El círculo empieza a completarse con la aparición de Tomás Fonzi, un fiscal defenestrado después de haber fracasado en la investigación del caso Saravia. Hundido en la depresión y el alcohol, encontrará el guiño del destino para empezar a recuperarse a partir de un primer encuentro casi azaroso con Vera.
Falta la llegada, en el segundo capítulo, del personaje de Carolina Papaleo para cerrar el clásico cuarteto protagónico de toda telenovela que se precie de tal; en este caso, aderezada con toques de intriga, suspenso y, muy probablemente, de carga denunciatoria sobre el funcionamiento de ciertas instituciones.
Es aquí donde está marcada la gran diferencia que separa a Doble venganza de su predecesora.
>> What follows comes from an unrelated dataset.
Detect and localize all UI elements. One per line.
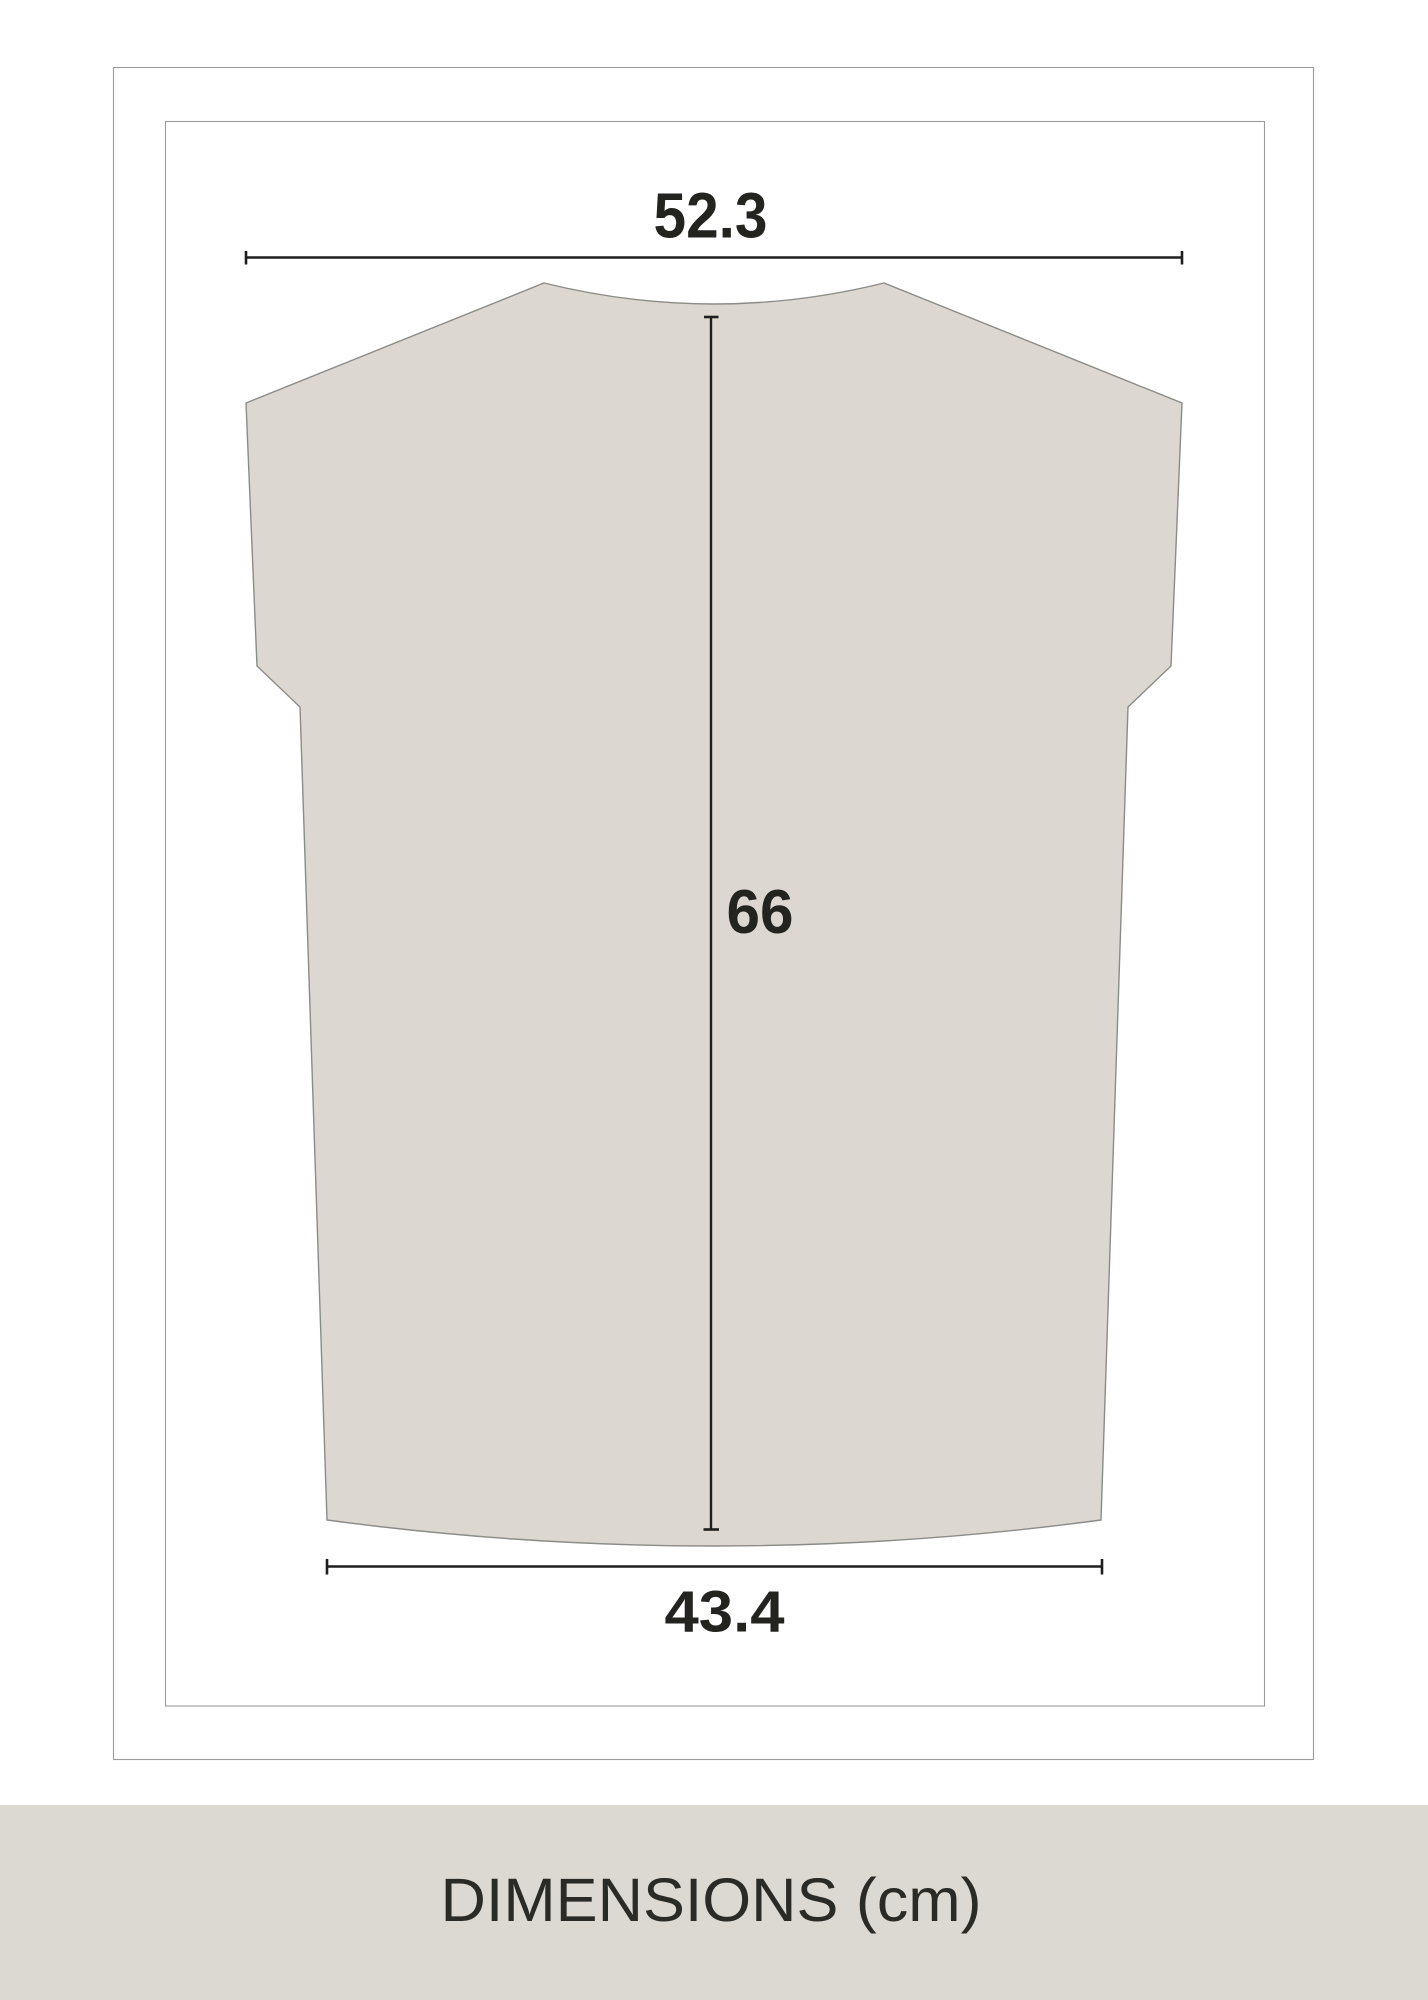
svg-text:66: 66 [727,878,794,947]
svg-text:52.3: 52.3 [654,180,768,252]
svg-text:43.4: 43.4 [665,1580,785,1645]
svg-text:DIMENSIONS (cm): DIMENSIONS (cm) [441,1866,982,1934]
En Doble vida , la historia se apoyaba en gran parte en cimientos muy forzados: una trama enrevesada en la que ningún encuentro presentado como fortuito adquiría el carácter de tal y en el que el fuerte tono erótico, visible sobre todo en los primeros tramos, lucía más efectista que funcional al resto del relato.
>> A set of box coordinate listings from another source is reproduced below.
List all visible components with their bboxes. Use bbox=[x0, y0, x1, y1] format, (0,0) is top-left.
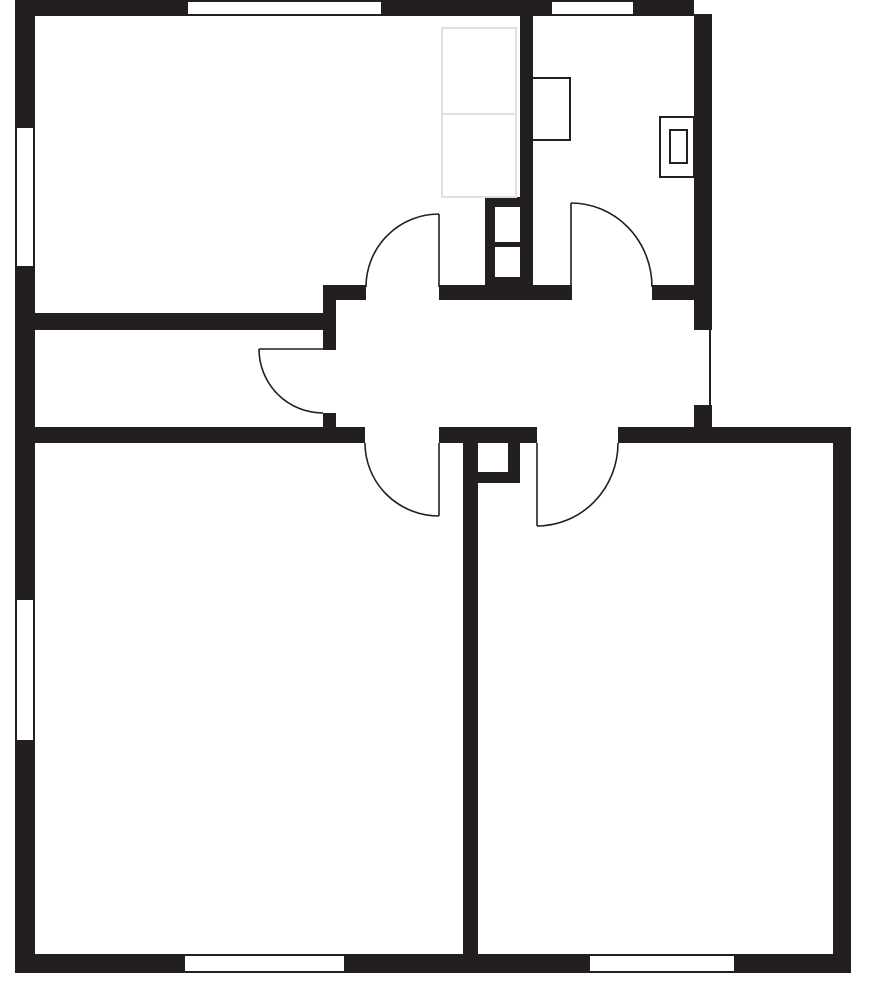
exterior-bottom-wall-right bbox=[734, 954, 851, 973]
entry-jamb-lower bbox=[694, 405, 712, 427]
floor-plan-drawing bbox=[0, 0, 888, 1004]
exterior-top-wall-right bbox=[633, 0, 694, 16]
hall-south-wall-west bbox=[15, 427, 365, 443]
kitchen-sink-basin bbox=[670, 130, 687, 163]
upper-shaft-duct-1 bbox=[495, 207, 520, 242]
exterior-bottom-wall-left bbox=[15, 954, 185, 973]
closet-east-wall-stub bbox=[323, 413, 336, 427]
kitchen-appliance-counter bbox=[532, 78, 570, 140]
plan-background bbox=[0, 0, 888, 1004]
exterior-top-wall-left bbox=[15, 0, 188, 16]
exterior-right-wall-lower bbox=[833, 443, 851, 954]
window-bottom-left-room bbox=[185, 954, 344, 973]
top-left-room-south-wall bbox=[35, 313, 336, 330]
lower-shaft-south-bar bbox=[478, 472, 520, 483]
lower-shaft-duct bbox=[478, 443, 508, 472]
floor-plan-page bbox=[0, 0, 888, 1004]
bottom-rooms-divider-wall bbox=[463, 443, 478, 954]
exterior-right-wall-upper bbox=[694, 14, 712, 330]
window-top-left-room bbox=[188, 0, 381, 16]
window-left-wall-lower bbox=[15, 600, 35, 740]
hall-south-wall-middle bbox=[439, 427, 537, 443]
hall-north-wall-west-stub bbox=[323, 285, 366, 300]
window-left-wall-upper bbox=[15, 128, 35, 266]
exterior-left-wall-lower bbox=[15, 740, 35, 973]
exterior-left-wall-upper bbox=[15, 0, 35, 128]
hall-north-wall-east bbox=[652, 285, 694, 300]
exterior-bottom-wall-middle bbox=[344, 954, 590, 973]
window-top-right-room bbox=[552, 0, 633, 16]
window-bottom-right-room bbox=[590, 954, 734, 973]
bottom-right-room-top-wall bbox=[618, 427, 851, 443]
upper-shaft-duct-2 bbox=[495, 247, 520, 277]
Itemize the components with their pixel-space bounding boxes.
Doble venganza , en cambio, abreva mucho más en los pilares clásicos y tradicionales del género, poniendo frente a frente a la chica idealista y valiente y al villano inescrupuloso y dispuesto a todo, con la posibilidad de que puedan desarrollarse en forma paralela algunas subtramas que, por fortuna, no distrajeron la atención del público en el bien urdido capítulo inaugural.
Mediante distintos flashbacks (algunos, tomados de Doble vida, y otros, armados especialmente para esta ocasión) y la presencia del personaje de Lecouna, las dos historias alcanzaron una razonable continuidad y, en el comienzo de esta nueva etapa, la intriga se combina con cierto toque meloso y prototípico de la esencia del teleteatro, en especial representada a través de los encuentros entre Romano y su esposa (la reaparecida Elizabeth Killian).
La calificación que encabeza esta nota corresponde exclusivamente a un sólido y correctamente armado episodio de presentación, en el que se destacó el impecable villano compuesto a fuerza de oficio y personalidad por Gerardo Romano, cuya presencia atrae todas las miradas y coloca en segundo plano hasta a Kloosterboer, que deja por ahora la impresión de no acomodarse del todo a un personaje que reclama más vigor y energía.
El tiempo dirá si ese papel se consolida y si una historia que ofrece aristas atractivas logra salir a flote o termina condicionada a la necesidad de plantear una instancia fuerte cada noche. Doble venganza es el tipo de historia que, a priori, funcionaría mejor y entusiasmaría más con una frecuencia semanal en vez de las sobreexigencias impuestas por sus 60 minutos diarios.